Aborto in caso di morte cerebrale. Il tribunale di Dublino dice si, ma manca una legislazione generale che regoli i casi affini.
Il caso di morte cerebrale e gravidanza – In Irlanda si discute da giorni di un caso medico che implica sia l’aborto che l’eutanasia. Il 26 dicembre, l’Alto Tribunale di giustizia di Dublino ha consentito l’interruzione dei trattamenti che tengono in vita una donna cerebralmente morta. Vittima di una caduta, avvenuta giorno 9 dicembre, la donna irlandese era incinta di 18 settimane. La complicata questione è stata risolta dalla sentenza considerata storica in Irlanda, Paese in cui l’aborto non è consentito. La richiesta dei familiari è stata accolta dai giudici, che hanno inoltre espresso la necessità di rendere più chiara la legislazione relativa ai casi affini.
La legge – I medici della donna avevano deciso di continuare i trattamenti per paura di trasgredire la legge ed essere accusati di negligenza e omicidio. La Costituzione irlandese non considera i casi di morte cerebrale e gravidanza. Il ministro della Salute, Leo Varadkar, si è detto favorevole all’introduzione di alcuni eccezionali casi-limite in cui il divieto di abortire può essere aggirato e ha dichiarato che il governo se ne occuperà. L’ottavo emendamento della Costituzione, in vigore dal 1983 “riconosce il diritto alla vita di un non ancora nato e, nel rispetto della parità di diritto alla vita della madre, gli garantisce, a ogni effetto di legge, la difesa e il rispetto di quel diritto”. Ad oggi, l’aborto è consentito solo nelle situazioni in cui portare avanti la gravidanza costituisce un rischio concreto per la vita della madre.

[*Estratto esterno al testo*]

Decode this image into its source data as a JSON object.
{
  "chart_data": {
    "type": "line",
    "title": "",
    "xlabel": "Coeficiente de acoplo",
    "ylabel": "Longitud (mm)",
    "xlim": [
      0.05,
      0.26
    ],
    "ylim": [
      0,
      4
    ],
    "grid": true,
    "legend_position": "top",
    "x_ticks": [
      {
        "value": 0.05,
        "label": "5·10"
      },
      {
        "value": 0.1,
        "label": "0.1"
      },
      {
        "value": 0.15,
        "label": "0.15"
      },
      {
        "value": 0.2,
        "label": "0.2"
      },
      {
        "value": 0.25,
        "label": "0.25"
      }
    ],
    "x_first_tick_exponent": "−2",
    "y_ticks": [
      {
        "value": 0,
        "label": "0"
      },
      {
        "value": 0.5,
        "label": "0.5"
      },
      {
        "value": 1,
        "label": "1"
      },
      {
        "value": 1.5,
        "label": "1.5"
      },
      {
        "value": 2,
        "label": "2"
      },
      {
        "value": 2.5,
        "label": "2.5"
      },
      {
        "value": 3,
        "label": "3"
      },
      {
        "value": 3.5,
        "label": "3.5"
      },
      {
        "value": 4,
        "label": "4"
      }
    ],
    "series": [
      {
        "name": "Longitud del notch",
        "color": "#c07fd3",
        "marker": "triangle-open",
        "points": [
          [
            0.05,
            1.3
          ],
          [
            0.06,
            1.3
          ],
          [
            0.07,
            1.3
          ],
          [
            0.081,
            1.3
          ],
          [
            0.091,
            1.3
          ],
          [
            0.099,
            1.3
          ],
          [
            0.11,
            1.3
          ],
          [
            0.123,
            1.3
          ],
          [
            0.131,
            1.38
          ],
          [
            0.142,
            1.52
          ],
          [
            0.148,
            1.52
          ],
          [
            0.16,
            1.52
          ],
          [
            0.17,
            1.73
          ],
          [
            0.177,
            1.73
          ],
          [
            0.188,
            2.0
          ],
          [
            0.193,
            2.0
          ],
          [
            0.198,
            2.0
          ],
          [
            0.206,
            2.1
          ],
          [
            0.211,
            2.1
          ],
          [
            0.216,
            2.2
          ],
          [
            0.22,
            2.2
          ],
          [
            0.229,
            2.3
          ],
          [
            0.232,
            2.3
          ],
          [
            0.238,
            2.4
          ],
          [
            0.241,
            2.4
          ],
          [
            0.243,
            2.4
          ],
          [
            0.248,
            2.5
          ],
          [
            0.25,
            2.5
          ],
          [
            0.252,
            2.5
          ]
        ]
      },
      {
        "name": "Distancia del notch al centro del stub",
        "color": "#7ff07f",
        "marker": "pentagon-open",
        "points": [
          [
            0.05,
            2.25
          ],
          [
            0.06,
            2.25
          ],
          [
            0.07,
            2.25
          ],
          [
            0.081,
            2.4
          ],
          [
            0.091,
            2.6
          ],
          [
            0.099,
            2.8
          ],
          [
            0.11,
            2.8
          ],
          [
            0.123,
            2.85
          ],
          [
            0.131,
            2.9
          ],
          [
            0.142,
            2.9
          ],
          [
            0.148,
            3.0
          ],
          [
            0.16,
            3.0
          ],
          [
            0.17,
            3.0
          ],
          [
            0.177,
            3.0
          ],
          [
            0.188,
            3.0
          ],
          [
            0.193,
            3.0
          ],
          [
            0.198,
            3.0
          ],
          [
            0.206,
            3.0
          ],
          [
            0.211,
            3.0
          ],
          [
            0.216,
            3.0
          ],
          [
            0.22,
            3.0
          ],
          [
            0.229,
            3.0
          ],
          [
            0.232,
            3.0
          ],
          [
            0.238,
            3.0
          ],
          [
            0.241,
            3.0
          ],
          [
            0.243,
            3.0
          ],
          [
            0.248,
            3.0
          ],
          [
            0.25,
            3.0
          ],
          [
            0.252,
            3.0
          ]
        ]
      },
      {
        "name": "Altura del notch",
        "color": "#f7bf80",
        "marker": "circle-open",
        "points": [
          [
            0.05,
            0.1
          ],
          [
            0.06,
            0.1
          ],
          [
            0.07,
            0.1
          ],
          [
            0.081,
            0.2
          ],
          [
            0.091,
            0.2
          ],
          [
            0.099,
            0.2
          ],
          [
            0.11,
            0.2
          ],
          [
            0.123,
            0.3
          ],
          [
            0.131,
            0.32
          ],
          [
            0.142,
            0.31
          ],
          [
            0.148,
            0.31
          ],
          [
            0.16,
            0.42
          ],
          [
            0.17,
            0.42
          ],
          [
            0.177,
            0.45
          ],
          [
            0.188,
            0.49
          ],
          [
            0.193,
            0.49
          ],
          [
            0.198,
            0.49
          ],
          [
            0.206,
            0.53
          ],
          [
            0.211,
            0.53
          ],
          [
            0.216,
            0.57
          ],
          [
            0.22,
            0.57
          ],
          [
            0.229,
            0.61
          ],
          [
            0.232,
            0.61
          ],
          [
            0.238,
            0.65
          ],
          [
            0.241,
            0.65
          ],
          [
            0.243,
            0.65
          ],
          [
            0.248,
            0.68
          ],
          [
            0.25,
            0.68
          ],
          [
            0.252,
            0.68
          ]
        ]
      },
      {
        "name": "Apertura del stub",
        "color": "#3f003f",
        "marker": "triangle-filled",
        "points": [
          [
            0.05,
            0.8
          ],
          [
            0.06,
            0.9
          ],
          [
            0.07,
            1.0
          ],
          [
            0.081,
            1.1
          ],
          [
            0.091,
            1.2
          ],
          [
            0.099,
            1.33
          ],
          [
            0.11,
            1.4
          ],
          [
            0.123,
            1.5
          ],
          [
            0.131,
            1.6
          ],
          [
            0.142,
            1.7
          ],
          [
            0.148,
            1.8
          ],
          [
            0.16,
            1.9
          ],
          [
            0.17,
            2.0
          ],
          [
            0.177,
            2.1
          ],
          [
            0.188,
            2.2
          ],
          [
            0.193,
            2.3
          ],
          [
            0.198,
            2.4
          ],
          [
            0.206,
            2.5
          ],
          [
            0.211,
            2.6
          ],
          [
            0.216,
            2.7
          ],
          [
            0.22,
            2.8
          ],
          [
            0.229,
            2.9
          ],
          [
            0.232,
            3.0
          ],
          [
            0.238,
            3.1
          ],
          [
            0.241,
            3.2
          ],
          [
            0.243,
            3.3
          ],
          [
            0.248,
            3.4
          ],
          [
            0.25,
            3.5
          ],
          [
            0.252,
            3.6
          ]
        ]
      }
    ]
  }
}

Il parere dei medici – Brian Marsh, uno specialista che si è occupato del caso, in tribunale ha dichiarato: “Non credo che questo bambino non ancora nato possa sopravvivere“; a causa di infezioni, febbre e pressione sanguigna elevata, il corpo della donna diventa, ora dopo ora, ambiente letale per il feto. Dello stesso parere gli altri sei specialisti consultati per il caso della donna, neanche trentenne, sposata e già madre di due figli. Il giudice Nicholas Kearns ha affermato: “Si dovrebbe autorizzare a discrezione del personale medico l’interruzione del sostegno medico artificiale fornito in questo tragico e sfortunato caso. Mantenere e proseguire l’assistenza alla madre priverebbe lei di dignità e sottoporrebbe suo padre, suo marito e i suoi figli a una sofferenza inimmaginabile per assecondare un esercizio inutile cominciato dai medici soltanto per paura di possibili conseguenze“.